The trip northwest back to Oregon over the next few days was a series of gas station snacks, frequent rest stops, and singing along to a series of seventies and eighties mixtapes stashed in Sal’s truck. As promised, Alice did most of the driving, which allowed her the freedom to stop and pee whenever she felt the need. Sal had asked at the beginning of the trip about Lily, and when the answer was a curt, “She doesn’t want to see me right now,” she let the matter lie. There was plenty of time to uncover the details of the situation.
“Let’s stop in Needles for a minute,” Sal said. “I want to see if this one shop is still there.”
“Sure,” Alice said. “I have to find a bathroom anyway.”
“Do you still have that antique glass case I sent you when you were pregnant with Lily?” Sal said as they pulled up the main street in town.
“Of course. It’s my most prized possession.”
The road had been paved since Sal had last been through and looked less like an old ghost town than it once had. Freshly painted signs hung over shops, swaying slightly with the breeze. Sal scanned them for NAKED ANTIQUES, but couldn’t find the sign. In the location she thought she remembered the shop being, a pediatric dentist’s sign with a toothy, grinning teddy bear swayed in the breeze. She decided to go inside and inquire.

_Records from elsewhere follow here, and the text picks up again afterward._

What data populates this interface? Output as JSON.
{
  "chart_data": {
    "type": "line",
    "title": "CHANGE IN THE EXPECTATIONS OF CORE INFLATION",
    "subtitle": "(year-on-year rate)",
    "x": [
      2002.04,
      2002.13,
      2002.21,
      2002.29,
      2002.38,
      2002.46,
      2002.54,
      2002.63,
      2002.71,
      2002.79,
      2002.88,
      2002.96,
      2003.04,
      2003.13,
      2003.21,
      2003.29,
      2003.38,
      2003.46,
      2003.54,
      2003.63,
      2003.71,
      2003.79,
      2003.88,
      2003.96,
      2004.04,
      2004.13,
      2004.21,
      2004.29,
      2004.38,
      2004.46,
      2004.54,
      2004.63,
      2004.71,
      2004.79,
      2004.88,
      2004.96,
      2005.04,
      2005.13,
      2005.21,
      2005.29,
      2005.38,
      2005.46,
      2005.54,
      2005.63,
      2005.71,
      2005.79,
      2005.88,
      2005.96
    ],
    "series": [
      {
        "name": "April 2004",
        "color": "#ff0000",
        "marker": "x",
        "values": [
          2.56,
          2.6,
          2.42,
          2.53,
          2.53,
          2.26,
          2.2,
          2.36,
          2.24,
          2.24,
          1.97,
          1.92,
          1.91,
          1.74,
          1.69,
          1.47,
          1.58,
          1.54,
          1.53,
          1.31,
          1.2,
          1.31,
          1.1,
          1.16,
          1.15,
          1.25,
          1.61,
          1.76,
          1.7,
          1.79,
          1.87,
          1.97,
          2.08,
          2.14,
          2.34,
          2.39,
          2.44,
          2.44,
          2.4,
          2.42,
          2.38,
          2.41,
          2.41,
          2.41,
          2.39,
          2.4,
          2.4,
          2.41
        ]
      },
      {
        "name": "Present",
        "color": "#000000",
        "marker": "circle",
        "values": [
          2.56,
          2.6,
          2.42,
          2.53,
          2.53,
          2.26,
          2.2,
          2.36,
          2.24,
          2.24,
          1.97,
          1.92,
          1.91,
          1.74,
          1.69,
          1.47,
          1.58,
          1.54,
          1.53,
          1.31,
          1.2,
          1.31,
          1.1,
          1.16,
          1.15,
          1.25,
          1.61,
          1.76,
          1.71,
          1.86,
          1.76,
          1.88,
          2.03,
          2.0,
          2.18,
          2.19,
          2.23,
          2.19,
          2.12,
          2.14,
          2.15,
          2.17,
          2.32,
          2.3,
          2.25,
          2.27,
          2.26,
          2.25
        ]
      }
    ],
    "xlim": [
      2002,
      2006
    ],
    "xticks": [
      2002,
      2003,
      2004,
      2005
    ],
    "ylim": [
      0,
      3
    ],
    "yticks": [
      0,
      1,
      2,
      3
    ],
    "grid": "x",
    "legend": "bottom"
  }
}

When she came out Alice was scribbling on the back of a postcard. She looked up, a little manic.
“I forgot to tell Lily I was leaving town,” she said. “I need to send this as soon as possible.”
“Needles, Arizona,” Sal laughed. “Where urgent communiqués from women to their loved ones happen all the time.”
“Needles!” Alice looked up. “I had forgotten. I remember that postmark. You know how much I have treasured that gift over the years, right?”
“I’m glad to hear it.” Sal looked sad. “I was going to introduce you to the man whom I got it from, but it sounds like he passed away last year. He was a real character. Owned a shop called NAKED ANTIQUES. Went around naked except for a little modesty cloth.” She cupped where her balls would be. “Interesting guy. Kept a rooster as a pet in the store.”